Does an LLC Lose the Right to Tax Depreciation When Renting an Apartment to an Individual? — An Explanation
Renting an apartment to an individual for residential purposes does not preclude an enterprise from accruing tax depreciation if the real estate is used in business activities. The tax authorities have clarified the conditions under which a limited liability company may consider apartment depreciation when determining corporation tax and which provisions of the Tax Code of Ukraine apply.
When a leased apartment is subject to depreciation
Under subparagraph 134.1.1 of paragraph 134.1 of article 134 of the Tax Code of Ukraine, the object of corporation tax is profit from sources originating in Ukraine and abroad. This is determined by adjusting the financial result before taxation, as defined in the financial statements under national accounting standards or International Financial Reporting Standards (IFRS), by the differences stipulated in the Tax Code.
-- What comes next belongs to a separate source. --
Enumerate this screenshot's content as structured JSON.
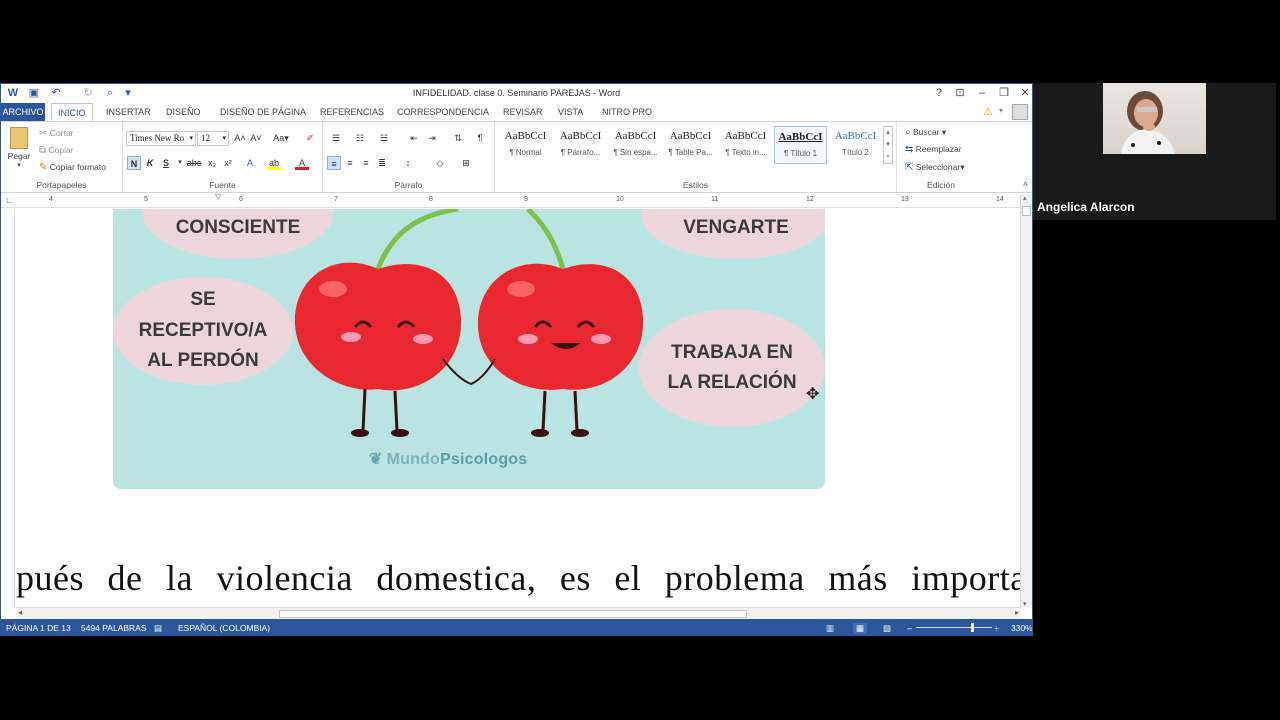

Differences related to the accrual of depreciation of non-current assets are defined by article 138 of the Tax Code.
According to subparagraphs 138.1 and 138.2 of article 138 of the Tax Code, the financial result before taxation is increased, in particular, by the amount of depreciation of fixed assets and intangible assets accrued according to accounting rules or IFRS, and decreased by the amount of depreciation calculated according to the rules of paragraph 138.3 of article 138 of the Tax Code.
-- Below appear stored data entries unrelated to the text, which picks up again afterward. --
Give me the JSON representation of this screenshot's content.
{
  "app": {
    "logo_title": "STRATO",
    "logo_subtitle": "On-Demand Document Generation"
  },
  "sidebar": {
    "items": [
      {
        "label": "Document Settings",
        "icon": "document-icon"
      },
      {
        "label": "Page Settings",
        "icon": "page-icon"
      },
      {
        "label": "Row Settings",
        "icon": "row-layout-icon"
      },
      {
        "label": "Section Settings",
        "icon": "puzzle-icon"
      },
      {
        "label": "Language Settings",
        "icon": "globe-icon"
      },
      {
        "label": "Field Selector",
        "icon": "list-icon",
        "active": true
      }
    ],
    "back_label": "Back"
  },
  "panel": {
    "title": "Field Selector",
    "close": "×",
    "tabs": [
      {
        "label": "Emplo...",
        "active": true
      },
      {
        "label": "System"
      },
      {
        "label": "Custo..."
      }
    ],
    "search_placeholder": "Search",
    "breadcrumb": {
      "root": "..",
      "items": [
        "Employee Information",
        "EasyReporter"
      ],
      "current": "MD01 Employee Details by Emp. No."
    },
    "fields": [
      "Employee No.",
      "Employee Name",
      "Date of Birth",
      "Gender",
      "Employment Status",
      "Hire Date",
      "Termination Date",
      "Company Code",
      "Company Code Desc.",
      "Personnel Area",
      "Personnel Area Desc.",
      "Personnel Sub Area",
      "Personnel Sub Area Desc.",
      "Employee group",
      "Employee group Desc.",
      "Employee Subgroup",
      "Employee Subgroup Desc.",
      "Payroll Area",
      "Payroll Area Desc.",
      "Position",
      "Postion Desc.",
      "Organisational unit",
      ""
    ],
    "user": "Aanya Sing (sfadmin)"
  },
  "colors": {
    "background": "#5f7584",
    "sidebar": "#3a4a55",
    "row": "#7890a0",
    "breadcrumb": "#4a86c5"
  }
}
How tax depreciation is calculated
The procedure for calculating depreciation to determine the taxable object is established by paragraph 138.3 of article 138 of the Tax Code.
According to subparagraph 138.3.1 of paragraph 138.3 of article 138 of the Tax Code, depreciation of fixed assets and intangible assets is calculated according to accounting rules or IFRS, taking into account the restrictions defined by the Tax Code. Depreciation methods provided by national accounting standards are applied.
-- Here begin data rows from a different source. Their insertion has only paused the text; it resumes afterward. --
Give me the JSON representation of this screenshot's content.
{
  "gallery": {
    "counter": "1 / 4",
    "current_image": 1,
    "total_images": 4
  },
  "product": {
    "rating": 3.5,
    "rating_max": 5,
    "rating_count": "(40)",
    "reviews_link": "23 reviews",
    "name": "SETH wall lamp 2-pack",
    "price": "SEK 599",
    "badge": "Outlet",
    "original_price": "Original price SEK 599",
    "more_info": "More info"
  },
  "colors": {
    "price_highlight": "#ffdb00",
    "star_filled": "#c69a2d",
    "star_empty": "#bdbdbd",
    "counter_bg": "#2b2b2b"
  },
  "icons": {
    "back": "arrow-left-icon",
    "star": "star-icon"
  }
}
For calculating tax depreciation, the cost of fixed assets and intangible assets is taken without considering their revaluation, impairment, or reappraisal conducted according to accounting rules.
Depreciation is also not accrued for periods when fixed assets are not used in business activities due to conservation.
Cases when depreciation is not applied
According to subparagraph 138.3.2 of paragraph 138.3 of article 138 of the Tax Code, expenses for the repair, reconstruction, modernisation, or other improvements of non-operating fixed assets and non-operating intangible assets are not subject to depreciation and are carried out at the expense of corresponding sources.
Non-operating fixed assets and intangible assets are considered assets not intended for use in the taxpayer's business activities.
Thus, for taxation purposes, depreciation of fixed assets is accrued only if they are used in the taxpayer's business activities.
Can an apartment rented to an individual be depreciated?
If a corporation tax payer uses an apartment as a fixed asset in its business activities and accrues depreciation on it in accounting, then renting such an apartment to an individual does not deprive them of the right to accrue tax depreciation.
Therefore, an LLC that rents an apartment to an individual for residential purposes within its business activities has the right to accrue tax depreciation for such a fixed asset in accordance with paragraph 138.3 of the Tax Code of Ukraine.